複数の需要が競合し価格が上昇傾向にあることを認識している宿泊施設や店舗等の売主の中には、市場の価格先高感を背景に、いったん出した売希望価格を値上げするため市場から物件を一時的に引き上げたり、購入希望者から路線価の数倍の高値を提示された買い希望価格に対し、これを大幅に上回る売り希望価格を提示することで成約を回避するといった行動に出る売主も一部で見られる様になっており、この様な状況は、投資用不動産の価格が高騰し始めた都心部における数年前の不動産市場と類似しているとの印象を弊所鑑定士は抱いています。


当時、筆者は銀座の不動産鑑定事務所で、都心部の不動産価格がリーマンショック後の底値から反転し急上昇する過程を眺めつつ、オフィスや商業施設、ホテル等の投資用不動産の鑑定評価を行っていましたが、市況が好転し価格上昇が始まった当初は依頼者であるファンド関係者や金融機関等の担当者の口から「いつか来た道」という言葉が合言葉のように囁かれていたことを思い出します。

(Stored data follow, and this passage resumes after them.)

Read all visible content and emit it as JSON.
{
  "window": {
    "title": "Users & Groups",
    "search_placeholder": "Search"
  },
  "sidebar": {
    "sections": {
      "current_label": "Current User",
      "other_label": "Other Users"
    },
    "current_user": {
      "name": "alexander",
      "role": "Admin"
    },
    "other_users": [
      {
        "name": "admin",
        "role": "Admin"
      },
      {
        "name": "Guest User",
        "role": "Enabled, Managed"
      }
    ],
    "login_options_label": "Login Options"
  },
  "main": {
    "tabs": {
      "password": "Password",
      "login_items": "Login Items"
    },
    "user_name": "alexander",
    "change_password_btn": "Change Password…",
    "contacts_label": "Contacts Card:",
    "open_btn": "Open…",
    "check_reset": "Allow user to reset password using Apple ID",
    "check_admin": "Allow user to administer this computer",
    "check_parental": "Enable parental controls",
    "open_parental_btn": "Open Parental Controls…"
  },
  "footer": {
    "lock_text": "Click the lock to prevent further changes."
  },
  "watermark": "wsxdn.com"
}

リーマンショックで痛手を被った苦い記憶が未だ鮮明に残っていた時期だったことから、「あのような失敗はもうしない」という自戒の念を込めた言葉と当時は受け止めていましたが、間もなくその様な言葉を聞くことも無くなりました。

(熱海のホテル投資の動向⑤につづく)

リーマンショック後、更地のまま放置されてきた熱海サンビーチ前のホテル開発予定地

写真中央の更地は、ファンドバブル期に計画されたものの、更地の状態が続くホテル開発予定地。現在は共立メンテナンスが延床面積3.4万㎡超・300室クラスの大型ホテルの開発を計画中。この更地の隣り、写真左に見える建物は、約10年間未入居の状態が続いた大型商業施設(延床面積約2.6万㎡)。2018年に中国系資本が買収し、2019年5月には高級ホテルとして開業を予定し工事中。